Notwithstanding recent developments in collaborative robots (‘cobots’) – where robots and people share the same workspace – Amazon’s ‘segregationist’ approach between people and robots is precisely what has allowed it to reap such savings: by allowing each to get on with the tasks they are best suited to without interference from the other.
The reason for this is simple. Some recent solutions see people and cobots sharing the same workspace, perhaps as a ‘companion’ following the picker around, or travelling from zone to zone. These robots share the same floor space with humans.
This is where the ‘efficiency gap’ arises. Clearly, cobots must place the safety of human co-workers above all else: so stopping/slowing at junctions, or when they encounter a human co-worker must be built in as safety features. The ‘efficiency gap’ occurs here – when the robots must work at sub-optimal efficiency simply to avoid collision.
In Amazon’s solution, both sections of the workforce are kept apart, and this allows both parties to concentrate on the tasks they each do best, with minimal ‘interference’ from the other: people for decision making and manual dexterity, and robots for the repetitive tasks that require travelling around the warehouse, retrieving the correct goods, and presenting them in the correct order for picking.
Work at the speed of robots
In this way, humans work to the speed of robot retrieval, rather than having robots work to the speed of humans.
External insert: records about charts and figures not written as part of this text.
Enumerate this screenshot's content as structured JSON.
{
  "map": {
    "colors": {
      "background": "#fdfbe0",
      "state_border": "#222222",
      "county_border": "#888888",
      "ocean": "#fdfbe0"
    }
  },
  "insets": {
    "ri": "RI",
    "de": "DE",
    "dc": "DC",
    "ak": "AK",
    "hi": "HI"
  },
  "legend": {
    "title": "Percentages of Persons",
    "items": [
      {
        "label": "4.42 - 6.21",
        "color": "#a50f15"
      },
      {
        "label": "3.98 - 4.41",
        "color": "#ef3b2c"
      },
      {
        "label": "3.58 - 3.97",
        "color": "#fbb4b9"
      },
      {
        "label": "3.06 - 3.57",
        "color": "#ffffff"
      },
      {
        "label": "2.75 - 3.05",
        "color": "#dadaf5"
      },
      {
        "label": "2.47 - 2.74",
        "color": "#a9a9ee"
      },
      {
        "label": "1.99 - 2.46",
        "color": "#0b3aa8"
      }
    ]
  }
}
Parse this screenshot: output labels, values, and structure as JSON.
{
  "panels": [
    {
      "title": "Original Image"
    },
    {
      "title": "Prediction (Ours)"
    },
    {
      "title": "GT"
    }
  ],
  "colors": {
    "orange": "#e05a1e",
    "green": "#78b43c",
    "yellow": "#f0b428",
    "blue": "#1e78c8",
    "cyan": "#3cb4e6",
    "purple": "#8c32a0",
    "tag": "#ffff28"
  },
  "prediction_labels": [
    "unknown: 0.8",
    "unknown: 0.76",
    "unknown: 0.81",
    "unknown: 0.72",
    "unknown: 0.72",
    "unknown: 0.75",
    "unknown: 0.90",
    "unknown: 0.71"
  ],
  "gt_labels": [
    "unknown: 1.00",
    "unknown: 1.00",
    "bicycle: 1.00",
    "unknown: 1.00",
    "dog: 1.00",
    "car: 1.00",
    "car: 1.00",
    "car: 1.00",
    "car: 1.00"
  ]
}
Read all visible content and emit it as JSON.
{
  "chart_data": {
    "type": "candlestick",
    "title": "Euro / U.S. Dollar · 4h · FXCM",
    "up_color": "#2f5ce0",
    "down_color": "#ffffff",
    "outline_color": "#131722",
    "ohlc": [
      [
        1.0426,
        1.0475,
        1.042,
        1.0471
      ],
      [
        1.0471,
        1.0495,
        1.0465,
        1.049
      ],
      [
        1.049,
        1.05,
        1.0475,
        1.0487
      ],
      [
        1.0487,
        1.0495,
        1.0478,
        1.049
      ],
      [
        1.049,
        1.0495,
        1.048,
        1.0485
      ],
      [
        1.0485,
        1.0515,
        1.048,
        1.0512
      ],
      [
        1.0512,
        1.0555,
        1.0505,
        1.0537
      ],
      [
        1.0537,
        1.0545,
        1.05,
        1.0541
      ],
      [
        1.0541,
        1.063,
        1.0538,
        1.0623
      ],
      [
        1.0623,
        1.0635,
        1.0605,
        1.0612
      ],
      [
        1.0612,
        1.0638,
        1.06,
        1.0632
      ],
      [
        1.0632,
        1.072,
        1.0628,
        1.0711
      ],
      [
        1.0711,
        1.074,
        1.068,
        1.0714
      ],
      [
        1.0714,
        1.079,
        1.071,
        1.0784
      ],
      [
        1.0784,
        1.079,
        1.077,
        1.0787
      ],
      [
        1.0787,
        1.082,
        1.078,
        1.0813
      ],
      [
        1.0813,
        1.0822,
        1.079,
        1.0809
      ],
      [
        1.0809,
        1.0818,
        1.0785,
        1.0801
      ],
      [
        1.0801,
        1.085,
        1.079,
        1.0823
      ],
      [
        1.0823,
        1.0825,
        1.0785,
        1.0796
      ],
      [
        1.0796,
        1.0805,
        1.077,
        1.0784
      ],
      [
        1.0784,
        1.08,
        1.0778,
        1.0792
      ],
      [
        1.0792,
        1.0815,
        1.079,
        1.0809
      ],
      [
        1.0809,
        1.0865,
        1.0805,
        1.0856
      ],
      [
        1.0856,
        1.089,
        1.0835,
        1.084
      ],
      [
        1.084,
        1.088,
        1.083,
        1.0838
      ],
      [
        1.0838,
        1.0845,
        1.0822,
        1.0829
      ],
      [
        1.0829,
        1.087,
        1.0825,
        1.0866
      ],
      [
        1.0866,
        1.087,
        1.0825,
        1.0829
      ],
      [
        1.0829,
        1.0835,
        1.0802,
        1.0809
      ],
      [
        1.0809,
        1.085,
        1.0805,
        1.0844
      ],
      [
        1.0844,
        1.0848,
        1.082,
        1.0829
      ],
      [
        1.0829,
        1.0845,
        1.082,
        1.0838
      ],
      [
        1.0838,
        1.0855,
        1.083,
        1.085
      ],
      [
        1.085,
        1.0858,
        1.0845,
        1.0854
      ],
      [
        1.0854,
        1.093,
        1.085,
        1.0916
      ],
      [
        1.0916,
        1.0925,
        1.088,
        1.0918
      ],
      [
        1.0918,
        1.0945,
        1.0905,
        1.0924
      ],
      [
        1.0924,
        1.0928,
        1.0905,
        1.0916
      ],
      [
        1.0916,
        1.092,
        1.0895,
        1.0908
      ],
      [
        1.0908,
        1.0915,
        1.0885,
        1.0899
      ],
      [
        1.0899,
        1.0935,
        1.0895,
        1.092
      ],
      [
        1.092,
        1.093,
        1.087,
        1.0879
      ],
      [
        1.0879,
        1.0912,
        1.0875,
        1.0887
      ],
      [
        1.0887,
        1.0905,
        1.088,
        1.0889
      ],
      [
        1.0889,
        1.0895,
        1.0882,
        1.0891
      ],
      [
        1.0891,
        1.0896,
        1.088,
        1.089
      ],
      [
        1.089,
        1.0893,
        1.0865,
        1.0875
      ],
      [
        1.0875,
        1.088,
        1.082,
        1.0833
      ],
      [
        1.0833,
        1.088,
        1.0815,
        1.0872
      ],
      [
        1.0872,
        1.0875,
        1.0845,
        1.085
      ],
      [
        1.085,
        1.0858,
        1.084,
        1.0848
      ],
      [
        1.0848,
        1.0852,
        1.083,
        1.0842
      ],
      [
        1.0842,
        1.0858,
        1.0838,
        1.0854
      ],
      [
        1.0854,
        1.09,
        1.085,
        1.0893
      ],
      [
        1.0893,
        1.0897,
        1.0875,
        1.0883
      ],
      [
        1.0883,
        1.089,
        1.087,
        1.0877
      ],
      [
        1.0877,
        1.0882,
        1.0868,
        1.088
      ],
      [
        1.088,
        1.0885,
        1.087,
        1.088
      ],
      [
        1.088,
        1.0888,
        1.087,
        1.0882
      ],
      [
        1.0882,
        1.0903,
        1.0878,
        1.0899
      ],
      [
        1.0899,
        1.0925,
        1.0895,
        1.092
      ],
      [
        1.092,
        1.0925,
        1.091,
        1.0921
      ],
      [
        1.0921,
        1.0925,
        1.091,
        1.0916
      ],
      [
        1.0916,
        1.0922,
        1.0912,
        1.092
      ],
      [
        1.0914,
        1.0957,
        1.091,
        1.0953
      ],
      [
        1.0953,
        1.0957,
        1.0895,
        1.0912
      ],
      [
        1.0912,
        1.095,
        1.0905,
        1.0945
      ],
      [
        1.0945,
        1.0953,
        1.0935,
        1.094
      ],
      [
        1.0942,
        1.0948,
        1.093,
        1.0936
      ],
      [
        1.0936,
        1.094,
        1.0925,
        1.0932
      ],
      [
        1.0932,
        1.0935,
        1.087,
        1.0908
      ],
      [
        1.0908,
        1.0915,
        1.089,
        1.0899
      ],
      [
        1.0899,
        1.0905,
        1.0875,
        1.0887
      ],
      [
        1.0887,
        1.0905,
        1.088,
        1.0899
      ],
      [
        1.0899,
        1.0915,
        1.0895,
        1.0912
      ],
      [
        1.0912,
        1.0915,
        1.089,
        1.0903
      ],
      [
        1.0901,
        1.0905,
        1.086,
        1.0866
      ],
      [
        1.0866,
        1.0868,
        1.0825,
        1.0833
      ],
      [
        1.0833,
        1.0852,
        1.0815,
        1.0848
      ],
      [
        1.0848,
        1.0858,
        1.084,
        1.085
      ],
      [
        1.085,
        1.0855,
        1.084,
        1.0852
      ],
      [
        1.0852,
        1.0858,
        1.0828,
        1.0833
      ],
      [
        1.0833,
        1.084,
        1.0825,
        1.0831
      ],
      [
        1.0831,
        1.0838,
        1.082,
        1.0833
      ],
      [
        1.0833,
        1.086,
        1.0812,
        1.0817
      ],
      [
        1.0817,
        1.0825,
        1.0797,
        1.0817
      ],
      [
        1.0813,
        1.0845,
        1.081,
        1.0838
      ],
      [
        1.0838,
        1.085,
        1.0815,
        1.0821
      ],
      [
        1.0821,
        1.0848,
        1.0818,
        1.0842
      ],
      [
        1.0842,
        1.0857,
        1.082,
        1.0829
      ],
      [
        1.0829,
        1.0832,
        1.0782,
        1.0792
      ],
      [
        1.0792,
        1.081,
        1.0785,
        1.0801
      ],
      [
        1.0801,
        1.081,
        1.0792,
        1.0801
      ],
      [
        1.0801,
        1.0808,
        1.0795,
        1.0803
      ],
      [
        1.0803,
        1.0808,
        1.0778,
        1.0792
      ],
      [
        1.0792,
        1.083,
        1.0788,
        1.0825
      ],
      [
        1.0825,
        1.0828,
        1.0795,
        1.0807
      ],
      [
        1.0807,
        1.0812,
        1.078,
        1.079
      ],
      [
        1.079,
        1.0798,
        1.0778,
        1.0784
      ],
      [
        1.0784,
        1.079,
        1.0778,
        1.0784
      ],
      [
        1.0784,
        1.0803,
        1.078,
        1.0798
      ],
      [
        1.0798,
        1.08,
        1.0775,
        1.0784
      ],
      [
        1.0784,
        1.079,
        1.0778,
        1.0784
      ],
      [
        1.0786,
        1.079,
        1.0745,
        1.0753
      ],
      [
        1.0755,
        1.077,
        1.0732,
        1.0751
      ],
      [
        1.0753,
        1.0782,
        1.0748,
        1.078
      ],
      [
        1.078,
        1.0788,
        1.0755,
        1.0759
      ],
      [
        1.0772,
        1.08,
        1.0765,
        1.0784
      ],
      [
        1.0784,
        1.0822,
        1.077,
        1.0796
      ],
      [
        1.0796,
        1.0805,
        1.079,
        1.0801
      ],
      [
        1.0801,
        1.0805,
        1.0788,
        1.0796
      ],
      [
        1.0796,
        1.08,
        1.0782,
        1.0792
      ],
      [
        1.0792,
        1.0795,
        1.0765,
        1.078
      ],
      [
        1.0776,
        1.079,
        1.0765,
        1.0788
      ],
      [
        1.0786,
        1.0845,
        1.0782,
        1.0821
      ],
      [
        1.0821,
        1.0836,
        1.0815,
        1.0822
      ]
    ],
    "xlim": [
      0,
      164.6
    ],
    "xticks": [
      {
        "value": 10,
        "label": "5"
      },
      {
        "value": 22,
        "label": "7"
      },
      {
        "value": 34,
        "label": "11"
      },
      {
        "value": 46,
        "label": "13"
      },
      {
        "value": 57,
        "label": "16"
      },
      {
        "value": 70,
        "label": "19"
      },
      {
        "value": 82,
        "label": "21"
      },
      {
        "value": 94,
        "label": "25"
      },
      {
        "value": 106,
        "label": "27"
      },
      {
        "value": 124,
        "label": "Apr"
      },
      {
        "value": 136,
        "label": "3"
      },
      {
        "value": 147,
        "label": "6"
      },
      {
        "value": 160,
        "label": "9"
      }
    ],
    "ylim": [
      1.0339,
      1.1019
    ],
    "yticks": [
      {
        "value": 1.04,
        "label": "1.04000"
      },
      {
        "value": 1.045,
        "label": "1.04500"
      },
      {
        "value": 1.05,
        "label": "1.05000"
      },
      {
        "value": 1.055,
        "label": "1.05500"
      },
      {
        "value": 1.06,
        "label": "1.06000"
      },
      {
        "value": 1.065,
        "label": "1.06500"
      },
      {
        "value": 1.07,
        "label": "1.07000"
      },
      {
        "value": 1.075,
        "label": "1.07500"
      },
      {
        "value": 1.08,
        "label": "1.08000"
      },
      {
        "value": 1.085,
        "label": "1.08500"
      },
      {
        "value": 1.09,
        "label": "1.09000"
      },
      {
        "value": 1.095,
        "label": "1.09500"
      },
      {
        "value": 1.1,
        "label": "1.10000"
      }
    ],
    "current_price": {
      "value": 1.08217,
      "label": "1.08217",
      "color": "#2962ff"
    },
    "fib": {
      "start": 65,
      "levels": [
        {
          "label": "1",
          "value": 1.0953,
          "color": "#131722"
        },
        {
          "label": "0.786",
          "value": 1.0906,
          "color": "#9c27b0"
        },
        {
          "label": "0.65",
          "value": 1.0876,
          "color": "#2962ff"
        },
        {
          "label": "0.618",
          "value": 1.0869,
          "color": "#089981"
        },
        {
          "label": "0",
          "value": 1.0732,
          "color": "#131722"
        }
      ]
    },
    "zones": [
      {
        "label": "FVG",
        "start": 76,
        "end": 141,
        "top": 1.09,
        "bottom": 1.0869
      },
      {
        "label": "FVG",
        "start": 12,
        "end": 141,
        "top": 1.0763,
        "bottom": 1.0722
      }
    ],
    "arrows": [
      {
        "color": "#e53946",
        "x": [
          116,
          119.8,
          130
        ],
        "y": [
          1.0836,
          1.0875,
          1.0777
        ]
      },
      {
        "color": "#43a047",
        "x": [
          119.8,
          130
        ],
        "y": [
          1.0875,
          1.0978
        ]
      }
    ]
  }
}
And dividing the work space can also have additional hidden benefits – like savings on lighting and heating, neither of which robots require to perform their tasks.
Investment in developments in cobots will undoubtedly lead to better solutions in the future and their place in the logistics and transport sector will be established. However, technology replicating manual dexterity remains in its infancy, with proposed solutions all still at the experimental stage. In the meantime, solutions like Amazon’s enable the sector to capitalise on the most advanced robotics technology for the tasks it can manage better, faster, and more accurately than people.
The design of your robotic automation operation should be undertaken with the goal of maximising efficiency and cutting operating costs. And this means allowing humans do what they do best, and allowing robots operate to their maximum efficiency in their segregated zone.
Alexey Tabolkin is CEO of EiraTech Robotics, the Dublin based developer of automation systems for the warehouse and e-fulfilment sector.